53. As it is impossible for me to know how much the true liability by way of success fee was, I can only surmise, but it seems to me that what was awarded was bound to have been less than half the uplift to which the solicitors were entitled under the CFA.
54. It does not appear that HHJ Gosnell was referred to the decision in Re Clarke.
55. I accept that it is appropriate for me to consider this liability as part of C’s needs. I do so largely for case specific reasons. I am not making a large award (unlike in Re Clarke). It is not an award that permits of much elasticity. If I do not make such an allowance one or more of C’s primary needs will not be met. The liability cannot be recovered as part of any costs award from the other parties. The liability is that of C alone. She had no other means of funding the litigation.
56. I refer also to the obiter comments of Briggs J (as he then was) in Lilleyman v Lilleyman  1 WLR 2801 where the judge was faced with the risk in an Inheritance Act claim of the award being undermined by the effect of undisclosed negotiation offers. He said this: 26. I must in concluding express a real sense of unease at the remarkable disparity between the costs regimes enforced, on the one hand for Inheritance Act cases (whether in the Chancery or Family Divisions) and, on the other hand, in financial relief proceedings arising from divorce. In the latter, my understanding is that the emphasis is all on the making of open offers, and that there is limited scope for costs shifting, so that the court is enabled to make financial provision which properly takes into account the parties’ costs liabilities. In sharp contrast, the modern emphasis in Inheritance Act claims … The judge then went on to observe that the potential for negotiation offers to undermine a judge’s attempt to meet needs is a disadvantage to the sole litigation costs regime.

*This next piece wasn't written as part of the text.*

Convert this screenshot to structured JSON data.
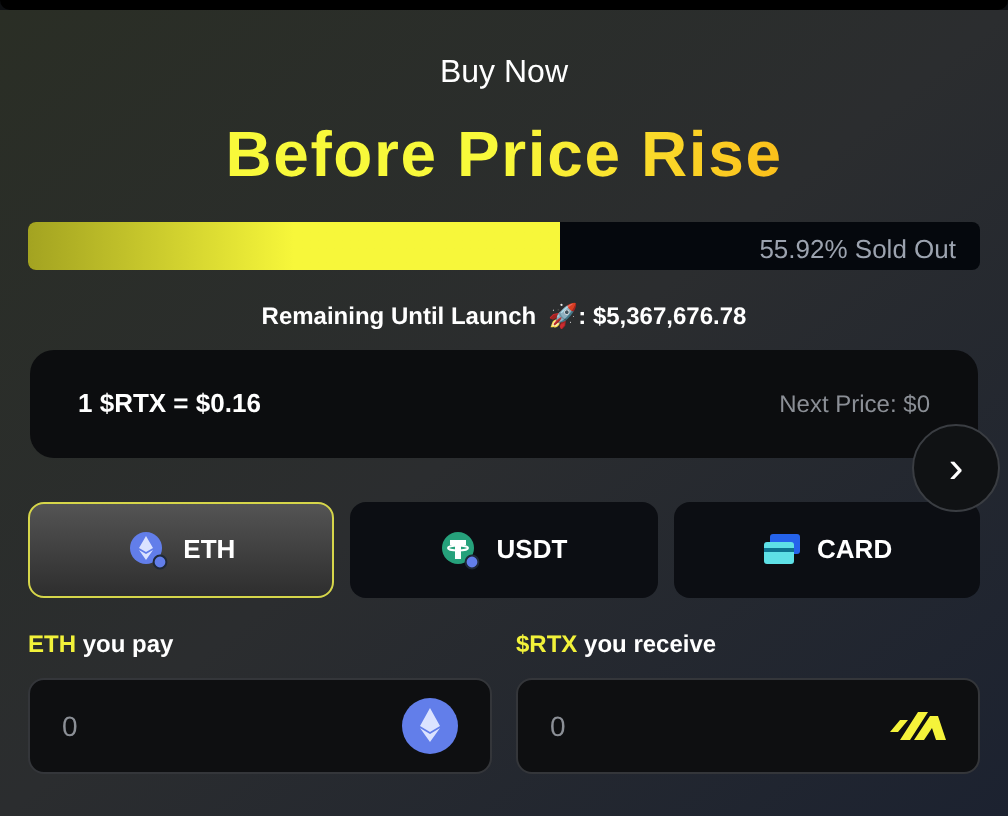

57. It was, of course, for that main reason that the making of Calderbank offers in matrimonial financial remedy cases was outlawed.
58. I intend to adopt the same approach as HHJ Gosnell. I think that it would not be fair on C for me to ignore completely her liability to her solicitors. But, I recognise that there is a risk of injustice to the estate, in particular if an appropriate Part 36 offer had been made, of which I am necessarily unaware at this stage of proceedings. In addition, I flag up that I do not know the precise terms of the agreement and what is the definition of “success”. If my award does not bring about the operation of the uplift, I will revisit this element of the award.
59. I cannot see how I can avoid some potential (and it is only potential) injustice to either C or the estate. All I can do is mitigate the potential by taking a cautious approach towards this liability.
60. Bearing that approach in mind and knowing what I do of the case, I cannot envisage how it could reasonably be thought that the chance of failure was a high chance. I propose to allow the figure, as part of C’s needs, of £16,750, which approximates to a 25% uplift.’